REINFORCE算法是由Ronald J. Williams在1992年的论文《联结主义强化学习的简单统计梯度跟踪算法》(Simple Statistical Gradient-Following Algorithms for Connectionist Reinforcement Learning)中提出的基于策略的算法。

REINFORCE算法的想法很自然:在学习过程中,产生高收益的行动应该多做些,导致坏结果的行动应该少做点。我们希望成功的学习结果会让策略函数收敛到能在环境中表现最好的情况。
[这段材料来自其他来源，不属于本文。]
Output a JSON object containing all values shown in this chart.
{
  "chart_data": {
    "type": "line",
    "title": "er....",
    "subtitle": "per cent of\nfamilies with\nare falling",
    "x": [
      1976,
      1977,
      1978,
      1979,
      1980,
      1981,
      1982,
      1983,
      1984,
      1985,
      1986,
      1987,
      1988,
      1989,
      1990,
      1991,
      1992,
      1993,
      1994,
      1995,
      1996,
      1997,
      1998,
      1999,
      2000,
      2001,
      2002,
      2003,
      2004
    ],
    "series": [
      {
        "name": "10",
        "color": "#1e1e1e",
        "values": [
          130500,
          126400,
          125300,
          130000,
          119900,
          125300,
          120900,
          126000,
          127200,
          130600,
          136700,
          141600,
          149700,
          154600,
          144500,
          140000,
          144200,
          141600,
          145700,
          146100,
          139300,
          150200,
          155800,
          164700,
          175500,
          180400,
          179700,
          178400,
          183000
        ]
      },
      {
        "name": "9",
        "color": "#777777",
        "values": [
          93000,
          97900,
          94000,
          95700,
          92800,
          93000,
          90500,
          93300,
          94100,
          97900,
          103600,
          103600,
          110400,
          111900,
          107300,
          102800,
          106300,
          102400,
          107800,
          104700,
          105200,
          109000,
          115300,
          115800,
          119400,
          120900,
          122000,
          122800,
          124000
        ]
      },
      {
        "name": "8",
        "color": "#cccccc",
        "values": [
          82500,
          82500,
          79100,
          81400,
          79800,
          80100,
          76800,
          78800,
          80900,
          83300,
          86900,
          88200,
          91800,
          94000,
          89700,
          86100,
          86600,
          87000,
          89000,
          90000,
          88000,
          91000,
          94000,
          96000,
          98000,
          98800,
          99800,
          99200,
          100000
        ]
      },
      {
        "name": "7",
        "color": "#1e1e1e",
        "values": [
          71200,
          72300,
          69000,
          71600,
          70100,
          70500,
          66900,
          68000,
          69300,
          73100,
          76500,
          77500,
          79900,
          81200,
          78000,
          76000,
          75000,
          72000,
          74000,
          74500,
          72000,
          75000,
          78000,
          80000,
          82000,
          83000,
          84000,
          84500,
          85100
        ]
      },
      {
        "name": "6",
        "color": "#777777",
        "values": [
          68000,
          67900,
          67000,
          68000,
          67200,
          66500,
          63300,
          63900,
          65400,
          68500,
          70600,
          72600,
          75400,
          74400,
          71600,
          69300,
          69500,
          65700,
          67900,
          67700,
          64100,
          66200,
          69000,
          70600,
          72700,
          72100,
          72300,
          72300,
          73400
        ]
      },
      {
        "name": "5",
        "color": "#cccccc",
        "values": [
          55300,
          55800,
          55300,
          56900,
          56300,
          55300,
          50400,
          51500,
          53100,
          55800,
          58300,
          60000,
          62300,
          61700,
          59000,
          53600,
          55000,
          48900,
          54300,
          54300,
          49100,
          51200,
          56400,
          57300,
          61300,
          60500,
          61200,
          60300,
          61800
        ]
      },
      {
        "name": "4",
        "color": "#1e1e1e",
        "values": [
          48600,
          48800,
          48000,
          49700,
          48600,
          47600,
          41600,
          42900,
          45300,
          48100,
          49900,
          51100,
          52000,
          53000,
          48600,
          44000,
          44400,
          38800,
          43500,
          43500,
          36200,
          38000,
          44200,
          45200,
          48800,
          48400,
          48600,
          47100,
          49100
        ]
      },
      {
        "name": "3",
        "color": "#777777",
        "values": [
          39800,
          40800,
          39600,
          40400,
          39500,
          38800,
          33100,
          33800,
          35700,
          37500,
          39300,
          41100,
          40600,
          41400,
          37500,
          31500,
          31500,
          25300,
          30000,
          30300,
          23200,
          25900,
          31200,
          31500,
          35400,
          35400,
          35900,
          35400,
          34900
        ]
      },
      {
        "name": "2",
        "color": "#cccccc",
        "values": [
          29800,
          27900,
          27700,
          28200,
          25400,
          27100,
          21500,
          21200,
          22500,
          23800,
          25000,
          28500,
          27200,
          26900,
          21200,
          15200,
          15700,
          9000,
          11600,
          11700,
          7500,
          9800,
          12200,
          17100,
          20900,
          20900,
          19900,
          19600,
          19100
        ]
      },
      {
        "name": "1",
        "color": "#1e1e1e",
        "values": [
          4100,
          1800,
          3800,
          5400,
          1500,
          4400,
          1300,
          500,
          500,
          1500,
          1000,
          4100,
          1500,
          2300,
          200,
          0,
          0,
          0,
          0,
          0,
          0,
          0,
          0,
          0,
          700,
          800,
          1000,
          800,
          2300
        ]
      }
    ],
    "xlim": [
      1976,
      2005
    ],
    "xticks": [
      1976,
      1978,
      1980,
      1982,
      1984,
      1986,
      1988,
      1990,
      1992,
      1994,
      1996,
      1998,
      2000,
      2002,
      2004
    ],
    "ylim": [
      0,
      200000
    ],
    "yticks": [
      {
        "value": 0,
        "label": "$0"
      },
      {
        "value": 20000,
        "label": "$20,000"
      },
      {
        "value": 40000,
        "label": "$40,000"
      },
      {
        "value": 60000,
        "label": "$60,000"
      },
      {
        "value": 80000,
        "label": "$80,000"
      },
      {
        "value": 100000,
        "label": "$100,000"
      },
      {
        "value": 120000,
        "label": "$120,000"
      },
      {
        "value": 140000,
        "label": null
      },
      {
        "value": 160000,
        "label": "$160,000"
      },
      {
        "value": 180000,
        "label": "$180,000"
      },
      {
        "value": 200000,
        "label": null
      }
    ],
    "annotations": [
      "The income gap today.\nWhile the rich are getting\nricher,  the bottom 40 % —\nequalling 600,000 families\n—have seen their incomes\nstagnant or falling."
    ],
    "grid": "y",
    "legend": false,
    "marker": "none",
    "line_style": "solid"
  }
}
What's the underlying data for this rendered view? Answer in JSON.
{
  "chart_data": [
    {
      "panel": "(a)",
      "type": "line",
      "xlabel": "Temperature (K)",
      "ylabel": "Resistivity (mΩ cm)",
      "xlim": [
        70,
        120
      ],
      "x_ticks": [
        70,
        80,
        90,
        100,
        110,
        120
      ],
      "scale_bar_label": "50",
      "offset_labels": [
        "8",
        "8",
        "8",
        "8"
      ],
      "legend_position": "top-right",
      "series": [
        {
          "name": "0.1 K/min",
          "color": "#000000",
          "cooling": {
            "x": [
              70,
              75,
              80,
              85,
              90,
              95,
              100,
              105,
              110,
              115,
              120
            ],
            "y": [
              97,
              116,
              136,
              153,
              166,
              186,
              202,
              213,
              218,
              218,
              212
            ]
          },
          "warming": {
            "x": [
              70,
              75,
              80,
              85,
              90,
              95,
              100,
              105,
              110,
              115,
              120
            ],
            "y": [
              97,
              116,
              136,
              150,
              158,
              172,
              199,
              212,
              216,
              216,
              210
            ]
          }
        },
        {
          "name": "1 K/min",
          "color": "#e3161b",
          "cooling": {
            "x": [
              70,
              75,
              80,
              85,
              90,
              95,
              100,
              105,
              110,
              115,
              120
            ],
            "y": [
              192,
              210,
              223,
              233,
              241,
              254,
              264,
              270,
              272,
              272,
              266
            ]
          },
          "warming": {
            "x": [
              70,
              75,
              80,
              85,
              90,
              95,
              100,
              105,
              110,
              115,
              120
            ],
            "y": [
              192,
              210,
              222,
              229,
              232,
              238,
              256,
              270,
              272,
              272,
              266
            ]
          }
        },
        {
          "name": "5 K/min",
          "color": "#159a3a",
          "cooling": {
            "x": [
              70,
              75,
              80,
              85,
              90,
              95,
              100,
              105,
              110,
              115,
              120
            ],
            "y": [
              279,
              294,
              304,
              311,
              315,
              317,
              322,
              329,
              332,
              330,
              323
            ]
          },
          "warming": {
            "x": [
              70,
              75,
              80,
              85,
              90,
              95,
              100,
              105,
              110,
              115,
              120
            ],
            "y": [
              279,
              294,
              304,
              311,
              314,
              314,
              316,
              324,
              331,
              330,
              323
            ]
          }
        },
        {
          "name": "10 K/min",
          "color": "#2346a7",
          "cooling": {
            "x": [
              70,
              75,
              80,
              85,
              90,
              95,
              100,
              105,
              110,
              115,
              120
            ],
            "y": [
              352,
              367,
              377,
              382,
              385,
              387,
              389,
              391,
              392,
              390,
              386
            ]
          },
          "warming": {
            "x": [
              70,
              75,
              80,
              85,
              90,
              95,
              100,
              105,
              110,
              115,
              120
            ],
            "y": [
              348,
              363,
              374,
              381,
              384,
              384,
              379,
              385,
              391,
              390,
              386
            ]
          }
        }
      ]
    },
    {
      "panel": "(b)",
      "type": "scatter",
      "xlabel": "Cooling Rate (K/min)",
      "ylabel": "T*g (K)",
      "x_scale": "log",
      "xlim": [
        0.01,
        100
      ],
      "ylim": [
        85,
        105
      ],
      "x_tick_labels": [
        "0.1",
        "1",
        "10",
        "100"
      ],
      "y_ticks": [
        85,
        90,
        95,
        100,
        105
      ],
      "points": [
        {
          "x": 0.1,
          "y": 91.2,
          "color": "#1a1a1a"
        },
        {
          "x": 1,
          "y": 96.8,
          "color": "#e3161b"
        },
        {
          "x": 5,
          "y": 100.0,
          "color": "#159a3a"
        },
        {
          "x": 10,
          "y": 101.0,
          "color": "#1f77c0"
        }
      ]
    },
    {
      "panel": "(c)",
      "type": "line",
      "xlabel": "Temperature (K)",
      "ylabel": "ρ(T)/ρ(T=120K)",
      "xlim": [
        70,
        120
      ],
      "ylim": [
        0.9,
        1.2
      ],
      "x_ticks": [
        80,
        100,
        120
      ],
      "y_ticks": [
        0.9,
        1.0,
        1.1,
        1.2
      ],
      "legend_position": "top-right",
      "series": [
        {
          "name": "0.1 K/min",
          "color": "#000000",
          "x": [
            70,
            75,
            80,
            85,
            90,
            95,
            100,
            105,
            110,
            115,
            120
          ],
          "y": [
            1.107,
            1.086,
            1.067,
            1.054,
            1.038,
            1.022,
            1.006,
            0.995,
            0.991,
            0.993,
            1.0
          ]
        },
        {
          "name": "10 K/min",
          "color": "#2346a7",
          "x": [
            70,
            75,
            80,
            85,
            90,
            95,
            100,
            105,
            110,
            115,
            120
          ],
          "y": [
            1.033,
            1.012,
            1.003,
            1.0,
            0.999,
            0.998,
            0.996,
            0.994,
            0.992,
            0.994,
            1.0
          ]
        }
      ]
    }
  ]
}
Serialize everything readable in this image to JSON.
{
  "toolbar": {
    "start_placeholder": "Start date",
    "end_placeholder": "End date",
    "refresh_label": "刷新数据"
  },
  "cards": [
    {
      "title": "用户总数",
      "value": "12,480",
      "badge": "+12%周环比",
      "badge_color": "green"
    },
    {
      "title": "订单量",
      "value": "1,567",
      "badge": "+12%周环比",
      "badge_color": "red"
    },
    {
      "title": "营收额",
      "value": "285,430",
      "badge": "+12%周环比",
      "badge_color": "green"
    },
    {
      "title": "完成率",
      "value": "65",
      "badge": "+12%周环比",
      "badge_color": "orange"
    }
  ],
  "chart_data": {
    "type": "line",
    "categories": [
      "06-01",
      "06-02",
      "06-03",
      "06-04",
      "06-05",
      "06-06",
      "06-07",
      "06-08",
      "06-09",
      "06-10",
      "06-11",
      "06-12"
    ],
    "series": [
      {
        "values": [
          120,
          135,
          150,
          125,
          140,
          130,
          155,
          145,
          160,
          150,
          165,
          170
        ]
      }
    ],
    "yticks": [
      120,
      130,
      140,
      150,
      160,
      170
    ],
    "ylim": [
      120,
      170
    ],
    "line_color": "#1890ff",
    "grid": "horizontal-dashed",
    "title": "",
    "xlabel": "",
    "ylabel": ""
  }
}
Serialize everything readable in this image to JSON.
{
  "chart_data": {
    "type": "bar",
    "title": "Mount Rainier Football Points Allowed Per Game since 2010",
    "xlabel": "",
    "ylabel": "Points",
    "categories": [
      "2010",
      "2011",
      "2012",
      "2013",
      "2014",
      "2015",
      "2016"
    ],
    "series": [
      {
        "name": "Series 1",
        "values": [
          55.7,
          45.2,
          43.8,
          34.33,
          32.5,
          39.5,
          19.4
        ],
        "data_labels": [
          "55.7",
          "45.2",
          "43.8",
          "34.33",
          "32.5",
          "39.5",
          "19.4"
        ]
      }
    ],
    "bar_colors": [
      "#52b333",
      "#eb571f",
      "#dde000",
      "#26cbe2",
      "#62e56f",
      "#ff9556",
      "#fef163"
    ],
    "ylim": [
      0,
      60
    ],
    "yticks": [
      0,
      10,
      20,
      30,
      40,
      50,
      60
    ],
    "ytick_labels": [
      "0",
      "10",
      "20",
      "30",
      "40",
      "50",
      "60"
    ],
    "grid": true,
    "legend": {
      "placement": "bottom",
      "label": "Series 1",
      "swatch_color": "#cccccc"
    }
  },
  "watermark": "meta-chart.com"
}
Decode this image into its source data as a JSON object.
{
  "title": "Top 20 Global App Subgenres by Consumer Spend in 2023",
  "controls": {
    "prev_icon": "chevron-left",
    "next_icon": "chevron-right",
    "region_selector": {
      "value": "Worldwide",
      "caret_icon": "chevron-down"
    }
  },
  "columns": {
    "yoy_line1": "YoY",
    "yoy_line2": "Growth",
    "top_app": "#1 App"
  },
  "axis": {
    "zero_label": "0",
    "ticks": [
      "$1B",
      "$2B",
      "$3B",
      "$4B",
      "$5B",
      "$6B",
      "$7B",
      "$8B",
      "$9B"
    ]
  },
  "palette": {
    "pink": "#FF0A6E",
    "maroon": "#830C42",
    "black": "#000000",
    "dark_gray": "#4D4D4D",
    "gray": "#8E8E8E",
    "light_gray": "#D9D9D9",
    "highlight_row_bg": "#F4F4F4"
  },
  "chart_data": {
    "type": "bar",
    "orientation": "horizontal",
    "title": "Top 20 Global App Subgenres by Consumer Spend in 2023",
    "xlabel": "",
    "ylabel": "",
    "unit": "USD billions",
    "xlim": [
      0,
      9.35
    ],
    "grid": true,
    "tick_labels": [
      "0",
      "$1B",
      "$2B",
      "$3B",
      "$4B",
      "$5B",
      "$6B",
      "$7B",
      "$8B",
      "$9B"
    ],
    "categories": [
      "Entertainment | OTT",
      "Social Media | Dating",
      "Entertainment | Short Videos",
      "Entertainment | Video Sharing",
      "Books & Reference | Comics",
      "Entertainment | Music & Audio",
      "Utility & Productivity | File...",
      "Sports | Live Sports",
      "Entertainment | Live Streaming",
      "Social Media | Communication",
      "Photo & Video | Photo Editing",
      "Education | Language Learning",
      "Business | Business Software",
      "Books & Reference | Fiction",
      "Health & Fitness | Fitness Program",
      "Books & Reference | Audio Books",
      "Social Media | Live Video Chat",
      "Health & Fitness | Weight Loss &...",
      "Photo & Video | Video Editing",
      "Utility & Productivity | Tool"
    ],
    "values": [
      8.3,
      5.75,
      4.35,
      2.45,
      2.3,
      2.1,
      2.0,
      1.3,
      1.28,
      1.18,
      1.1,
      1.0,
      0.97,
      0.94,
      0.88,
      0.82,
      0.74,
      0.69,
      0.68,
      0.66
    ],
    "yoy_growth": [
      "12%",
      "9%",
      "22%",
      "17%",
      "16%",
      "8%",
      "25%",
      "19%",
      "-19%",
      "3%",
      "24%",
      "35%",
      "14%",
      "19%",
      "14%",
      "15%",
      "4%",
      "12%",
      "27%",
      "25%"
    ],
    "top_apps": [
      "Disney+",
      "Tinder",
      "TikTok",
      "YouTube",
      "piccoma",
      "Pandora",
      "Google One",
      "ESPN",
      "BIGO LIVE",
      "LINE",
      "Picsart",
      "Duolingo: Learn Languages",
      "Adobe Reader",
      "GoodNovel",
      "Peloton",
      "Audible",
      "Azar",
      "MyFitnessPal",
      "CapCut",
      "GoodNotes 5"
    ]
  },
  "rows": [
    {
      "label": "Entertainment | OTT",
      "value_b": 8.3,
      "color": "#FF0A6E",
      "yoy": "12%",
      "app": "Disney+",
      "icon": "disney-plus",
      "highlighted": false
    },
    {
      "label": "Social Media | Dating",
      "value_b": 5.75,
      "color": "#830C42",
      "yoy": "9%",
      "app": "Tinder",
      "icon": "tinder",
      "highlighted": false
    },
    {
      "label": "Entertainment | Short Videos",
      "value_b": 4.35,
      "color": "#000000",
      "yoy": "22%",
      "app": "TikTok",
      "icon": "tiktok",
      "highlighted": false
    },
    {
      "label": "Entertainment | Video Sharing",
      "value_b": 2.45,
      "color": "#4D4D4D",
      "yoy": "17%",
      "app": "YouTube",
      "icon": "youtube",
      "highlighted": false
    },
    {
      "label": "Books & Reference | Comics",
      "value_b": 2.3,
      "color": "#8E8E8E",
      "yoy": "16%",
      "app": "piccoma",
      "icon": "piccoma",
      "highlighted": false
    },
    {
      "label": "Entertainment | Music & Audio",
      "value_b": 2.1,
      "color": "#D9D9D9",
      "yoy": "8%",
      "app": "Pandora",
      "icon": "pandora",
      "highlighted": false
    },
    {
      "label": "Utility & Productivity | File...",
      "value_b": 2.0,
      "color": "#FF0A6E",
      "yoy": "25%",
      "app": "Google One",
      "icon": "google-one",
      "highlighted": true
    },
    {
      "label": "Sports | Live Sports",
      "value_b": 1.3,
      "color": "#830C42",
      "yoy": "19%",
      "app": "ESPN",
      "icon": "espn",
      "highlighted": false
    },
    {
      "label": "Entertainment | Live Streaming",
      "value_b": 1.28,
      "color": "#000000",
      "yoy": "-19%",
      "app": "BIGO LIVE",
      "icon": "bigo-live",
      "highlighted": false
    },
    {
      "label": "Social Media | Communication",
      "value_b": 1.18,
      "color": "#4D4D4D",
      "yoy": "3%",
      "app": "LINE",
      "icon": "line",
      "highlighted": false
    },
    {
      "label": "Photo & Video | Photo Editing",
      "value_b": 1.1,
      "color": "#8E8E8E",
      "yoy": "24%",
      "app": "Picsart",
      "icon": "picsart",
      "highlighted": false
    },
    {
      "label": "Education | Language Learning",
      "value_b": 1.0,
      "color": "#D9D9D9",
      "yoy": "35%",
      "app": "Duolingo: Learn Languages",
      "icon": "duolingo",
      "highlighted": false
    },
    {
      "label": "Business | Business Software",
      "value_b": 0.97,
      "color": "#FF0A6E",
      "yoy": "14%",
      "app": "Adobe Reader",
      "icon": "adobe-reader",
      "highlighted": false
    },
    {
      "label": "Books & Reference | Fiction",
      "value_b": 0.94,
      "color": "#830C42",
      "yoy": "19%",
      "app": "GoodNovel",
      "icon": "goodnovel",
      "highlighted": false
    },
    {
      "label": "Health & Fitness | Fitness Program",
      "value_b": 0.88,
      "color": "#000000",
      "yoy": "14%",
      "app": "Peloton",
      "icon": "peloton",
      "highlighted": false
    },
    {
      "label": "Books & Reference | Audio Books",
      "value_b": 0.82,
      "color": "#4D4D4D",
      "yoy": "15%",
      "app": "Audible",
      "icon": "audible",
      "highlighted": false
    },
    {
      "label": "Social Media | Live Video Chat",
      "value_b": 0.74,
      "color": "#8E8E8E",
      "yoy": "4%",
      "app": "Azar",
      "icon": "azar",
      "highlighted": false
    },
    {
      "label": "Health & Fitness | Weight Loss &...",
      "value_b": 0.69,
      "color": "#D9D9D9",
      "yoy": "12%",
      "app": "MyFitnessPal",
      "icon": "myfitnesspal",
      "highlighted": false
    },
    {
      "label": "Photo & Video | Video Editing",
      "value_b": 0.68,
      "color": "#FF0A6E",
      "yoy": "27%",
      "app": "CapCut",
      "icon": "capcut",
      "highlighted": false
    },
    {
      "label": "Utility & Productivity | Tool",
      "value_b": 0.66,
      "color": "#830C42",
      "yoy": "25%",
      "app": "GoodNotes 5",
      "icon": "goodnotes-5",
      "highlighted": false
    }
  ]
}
策略函数中动作概率的更新是由策略梯度实现的,因此REINFORCE被称为策略梯度算法。

通过这个想法,我们即将设计的算法会有三个主要组件:

  1. 一个策略函数,里面有一些参数,这些参数在学习过程中将要被更新;
  2. 一个要最大化的目标,能给策略提供即时评价;
  3. 一个参数更新方法。
from torch.distributions import Categorical
import gym
import numpy as np
import torch
import torch.nn as nn
import torch.optim as optim
gamma = 0.99

class Pi(nn.Module):
    def __init__(self, in_dim, out_dim):
        super(Pi, self).__init__()
        layers = [
            nn.Linear(in_dim, 64),
            nn.ReLU(),
            nn.Linear(64, out_dim),
        ]
        self.model = nn.Sequential(*layers)
        self.onpolicy_reset()
        self.train() # set training mode

    def onpolicy_reset(self):
        self.log_probs = []
        self.rewards = []

    def forward(self, x):
        pdparam = self.model(x)
        return pdparam

    def act(self, state):
        x = torch.from_numpy(state.astype(np.float32)) # to tensor
        pdparam = self.forward(x) # forward pass
        pd = Categorical(logits=pdparam) # probability distribution
        action = pd.sample() # pi(a|s) in action via pd
        log_prob = pd.log_prob(action) # log_prob of pi(a|s)
        self.log_probs.append(log_prob) # store for training
        return action.item()

    def train(pi, optimizer):
        # Inner gradient-ascent loop of REINFORCE algorithm
        T = len(pi.rewards)
        rets = np.empty(T, dtype=np.float32) # the returns
        future_ret = 0.0
        # compute the returns efficiently
        for t in reversed(range(T)):
            future_ret = pi.rewards[t] + gamma * future_ret
            rets[t] = future_ret
        rets = torch.tensor(rets)
        log_probs = torch.stack(pi.log_probs)
        loss = - log_probs * rets # gradient term; Negative for maximizing
        loss = torch.sum(loss)
        optimizer.zero_grad()
        loss.backward() # backpropagate, compute gradients
        optimizer.step() # gradient-ascent, update the weights
        return loss

    def main():
        env = gym.make('CartPole-v0')
        in_dim = env.observation_space.shape[0] # 4
        out_dim = env.action_space.n # 2
        pi = Pi(in_dim, out_dim) # policy pi_theta for REINFORCE
        optimizer = optim.Adam(pi.parameters(), lr=0.01)
        for epi in range(300):
            state = env.reset()
            for t in range(200): # cartpole max timestep is 200
                action = pi.act(state)
                state, reward, done, _ = env.step(action)
                pi.rewards.append(reward)
                env.render()
                if done:
                    break
            loss = train(pi, optimizer) # train per episode
            total_reward = sum(pi.rewards)
            solved = total_reward > 195.0
            pi.onpolicy_reset() # onpolicy: clear memory after training
            print(f'Episode {epi}, loss: {loss}, \
            total_reward: {total_reward}, solved: {solved}')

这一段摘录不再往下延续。